Winner: Zombie Master for utterly unique versus gameplay. The very violent clash of play styles makes even the incredibly asymmetric Hidden look like bog-standard Halo.
Pick Up And Play
Dystopia is instantly enjoyable. The graphics are incredibly polished for a free modification, and official Steam support means it’s the work of a few clicks to install. No muss, no fuss, just running around in the future killing people for pretend money. The class options and cybernetic upgrades offer a lot of customization, but you’re still useful if you just pick a big gun and shoot the enemy with it. Even the hacking is easy to pick up, and hearing the faint echo of approaching real-world gunfire as you surf through an incandescent matrix is an almost cinematic moment.

You’re now either thinking of TRON, or should go watch TRON
Zombie Master is just as easy to pick up – on the FPS side. You’re still shooting the undead, and if that’s not already an automatic instinct then we don’t know what kind of games you’ve been playing all this time. Not fantastic ones like Left 4 Dead, that’s for sure. There’s a fairly steep learning curve on the Zombie Master’s side, as you’ll need to get a feel for the levels and the play style before you’re doing more than providing a shooting gallery for the survivors, but it’s still an enormous amount of fun.
As you can see, it’s fairly easy to work out what to do. It begins with “Sh” and rhymes with “Kroot the dastards”
Winner: Dystopia, with a far easier pick up and play dynamic, and more impressive graphics.
Long Term Appeal
Dystopia’s class-based customization option means there’s plenty of tuning possible as you find your role in the group, but the hacking element quickly becomes a chore. In most maps it’s less the split-level gameplay they were going for and more an interactive progress bar: imagine having to navigate a very simple maze while defusing the bomb on a Counter-strike server. This reduces the appeal to class-based combat, and that means it’s up against TF2. Of course it would lose against that – but since it’s free, it’s an extremely enjoyable different style to play for a while.
Go on, guess who’s playing as a heavy. And about to kill you.
The long term is where Zombie Master truly comes into its own. Modern indie games like Limbo and Braid have been praised for their innovative use of art style, but ZM turns perspective itself into an incredible psychological tool.

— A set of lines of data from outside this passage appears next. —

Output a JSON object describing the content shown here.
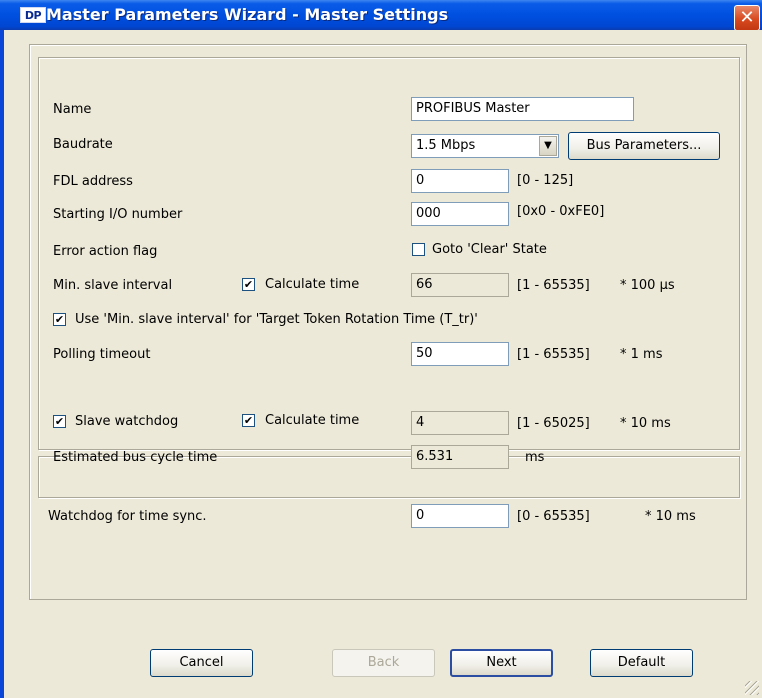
{
  "window": {
    "icon_text": "DP",
    "title": "Master Parameters Wizard - Master Settings",
    "close": "✕"
  },
  "name": {
    "label": "Name",
    "value": "PROFIBUS Master"
  },
  "baudrate": {
    "label": "Baudrate",
    "value": "1.5 Mbps",
    "bus_params_button": "Bus Parameters..."
  },
  "fdl": {
    "label": "FDL address",
    "value": "0",
    "range": "[0 - 125]"
  },
  "io": {
    "label": "Starting I/O number",
    "value": "000",
    "range": "[0x0 - 0xFE0]"
  },
  "error_action": {
    "label": "Error action flag",
    "checkbox_label": "Goto 'Clear' State",
    "checked": false
  },
  "min_slave": {
    "label": "Min. slave interval",
    "calc_label": "Calculate time",
    "calc_checked": true,
    "value": "66",
    "range": "[1 - 65535]",
    "unit": "* 100 µs"
  },
  "use_min": {
    "label": "Use 'Min. slave interval' for 'Target Token Rotation Time (T_tr)'",
    "checked": true
  },
  "polling": {
    "label": "Polling timeout",
    "value": "50",
    "range": "[1 - 65535]",
    "unit": "* 1 ms"
  },
  "watchdog": {
    "label": "Slave watchdog",
    "checked": true,
    "calc_label": "Calculate time",
    "calc_checked": true,
    "value": "4",
    "range": "[1 - 65025]",
    "unit": "* 10 ms"
  },
  "est_cycle": {
    "label": "Estimated bus cycle time",
    "value": "6.531",
    "unit": "ms"
  },
  "time_sync": {
    "label": "Watchdog for time sync.",
    "value": "0",
    "range": "[0 - 65535]",
    "unit": "* 10 ms"
  },
  "buttons": {
    "cancel": "Cancel",
    "back": "Back",
    "next": "Next",
    "default": "Default"
  },
  "check_mark": "✔"
}
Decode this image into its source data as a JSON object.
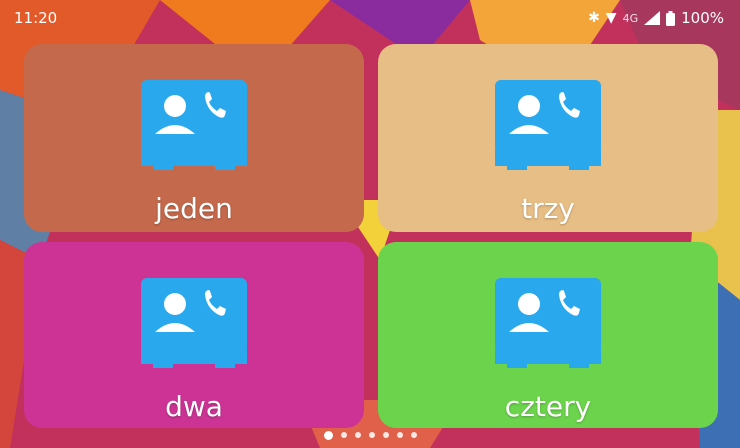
{
  "status_bar": {
    "time": "11:20",
    "network": "4G",
    "battery": "100%",
    "icons": [
      "bluetooth-icon",
      "wifi-icon",
      "signal-icon",
      "battery-icon"
    ]
  },
  "tiles": [
    {
      "label": "jeden",
      "color": "#c5694c",
      "icon": "contact-phone-icon"
    },
    {
      "label": "trzy",
      "color": "#e7be85",
      "icon": "contact-phone-icon"
    },
    {
      "label": "dwa",
      "color": "#cc3394",
      "icon": "contact-phone-icon"
    },
    {
      "label": "cztery",
      "color": "#6cd44c",
      "icon": "contact-phone-icon"
    }
  ],
  "page_indicator": {
    "pages": 7,
    "current": 1
  },
  "colors": {
    "icon_blue": "#2aa8ee",
    "icon_blue_dark": "#1d8fd4"
  }
}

Look at the little ants scurrying to escape. Those are real people, and you’re now a megavillain.
There is nothing like looking down on other players in isometric. You feel an intense need to destroy them, and to wear a monocle while doing so. Perhaps stroking a white cat. Whole chapters of AI vs human behaviour are revealed in how they move so differently from the usual AI units you see at that scale, and whole books of psychology are revealed in how much more fun it makes to CRUSH THEM.
Limited resources means the Zombie Master can’t just swamp the players, and the skil level of the Master massively affects the difficulty – but just as in Left 4 Dead 2 servers, this doesn’t make things bad. An easy rush is celebrated, while a difficult challenge is enjoyed. A truly effective team gives you a real Megavillain vibe, as even your best traps are simply punched through. To counter, picking apart inexperienced players is amazing fun, and there are still a few truly villainous locations where you can hammer the horrible survivors.
Winner: Zombie Master
Overall winner: Zombie Master
Zombie Master (available here) would win just for the sheer originality of the idea. Capcom act clever when they make a cross-over between two sets of people who punch each other in the face, while this pits two entirely different styles of game against each other. It’s one for everyone to try, and Left 4 Dead fans in particular because you get to be the director.
Then get Dystopia (available on the Steam store) anyway, because it’s slick as hell and absolutely free.